Brane2 - Friday, March 6, 2020 - link
IMO it's not about the links, but the cost of underlying coherence (MOESI etc) circuitry.Brane2 - Friday, March 6, 2020 - link
I wonder what will IF be able to achieve with CPU clusters at that point.Will it be similarly capable of connecting up to 6 dies on one chip ?
Or will they unfurl that "hypercube" and we'd get more silicon dies, some requiring one hop.
I know about star topology and I/O chiplet, but it could be interesting if one could get a chip with more CPU dies ( perhaps stacked ), with only some in the group being connected to the I/O complex directly.
JasonMZW20 - Saturday, March 7, 2020 - link
6 links is still good for 300GB/s bidirectionally (each link is 25GB*2). I think the fabric power consumption becomes a larger issue with more links, as does diminishing returns. If we assume each bidirectional link costs 12.5W (don't have actual figures, so hypothetically), that's 75W right off the bat. It makes sense, now, that Arcturus' GPU power consumption is a mere 200W. With 6 links, they push the GPU right up to 275W, and that's with display, graphics, and pixel engines completely gutted (rumored) for pure compute use in a server (or supercomputer).300GB/s is based on current PCIe 4.0. This could about double, via PCIe 5.0, by the time El Capitan is ready. That's quite a bit of bandwidth to keep those workloads moving, but still lagging behind 1TB/s+ of HBM2/HBM2e VRAM when using 4 modules and 4096-bit bus.
We may see 8 links and all-to-all for 8 GPUs if the power consumption can be tamed. That's probably the largest issue right now. I'm not totally sure if this is the case, but logically, it makes sense.
If we count all 6 IF links in all 8 GPUs (48 links * 50GB/s), that's an aggregate system bandwidth of 2.4TB/s bidirectionally.

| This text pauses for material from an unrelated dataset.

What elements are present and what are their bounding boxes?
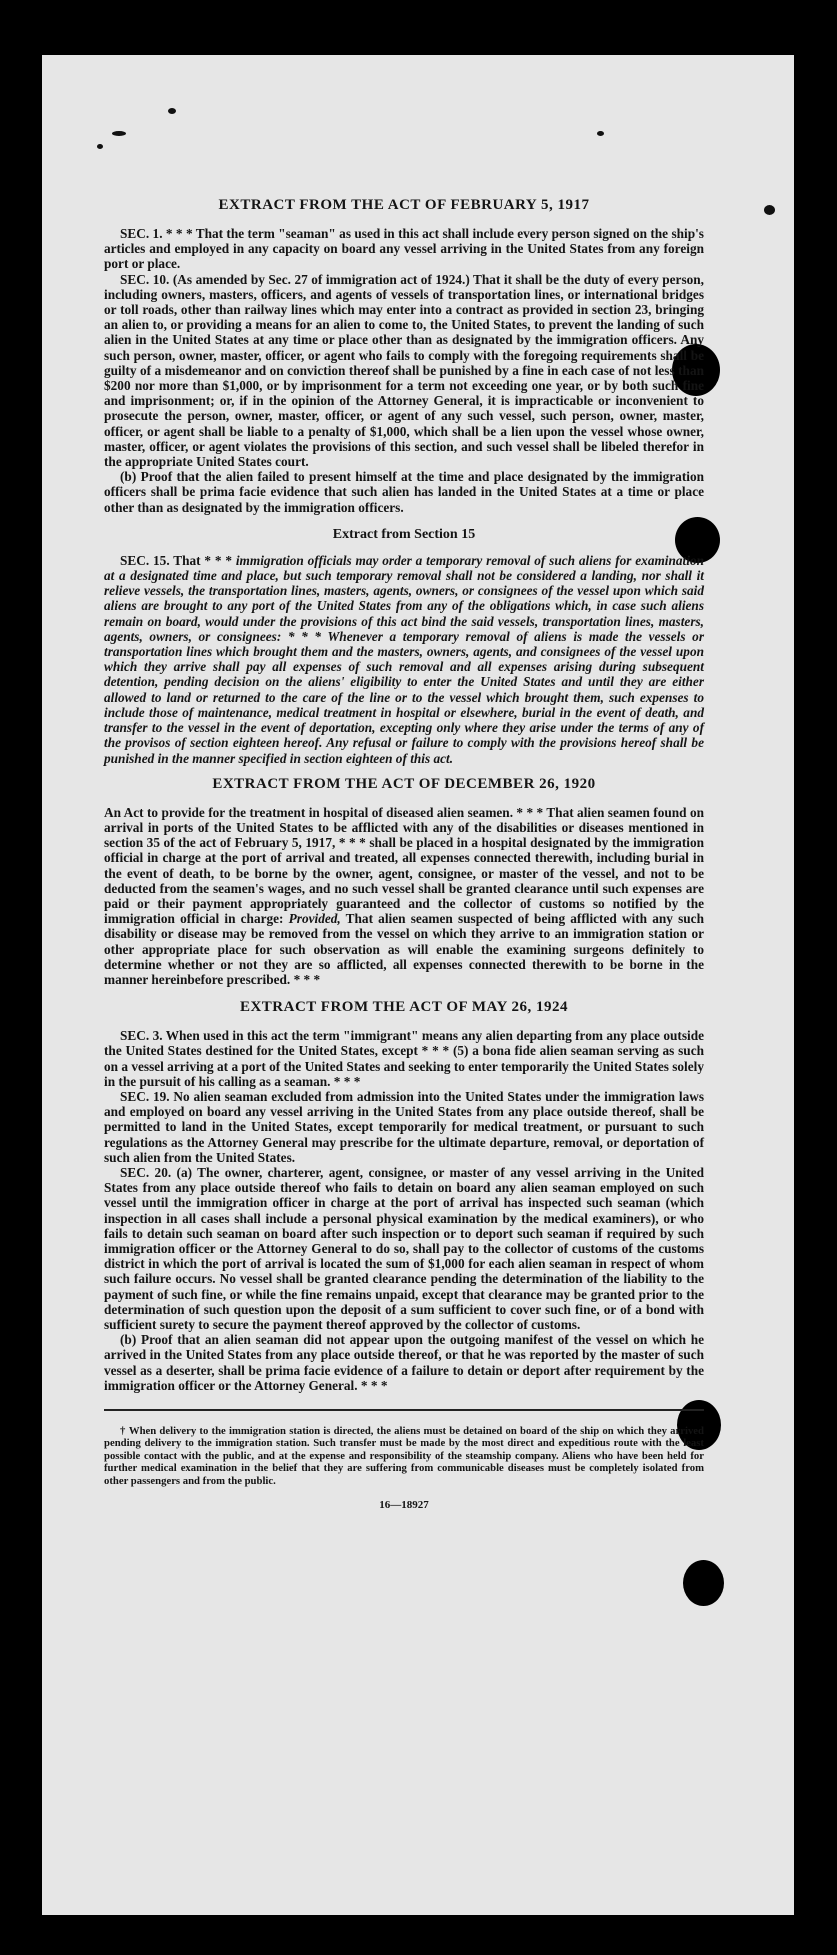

Looks pretty decent when examined as a whole cluster.
pogsnet - Thursday, March 12, 2020 - link
We needed updated OS perhaps Windows 11 so soon to compensate for this fast innovations.jaker788 - Saturday, May 23, 2020 - link
Pretty sure Microsoft said windows 10 was the last version at least for a long time. 10 is their evolving platform that gets major and incremental updates from time to time.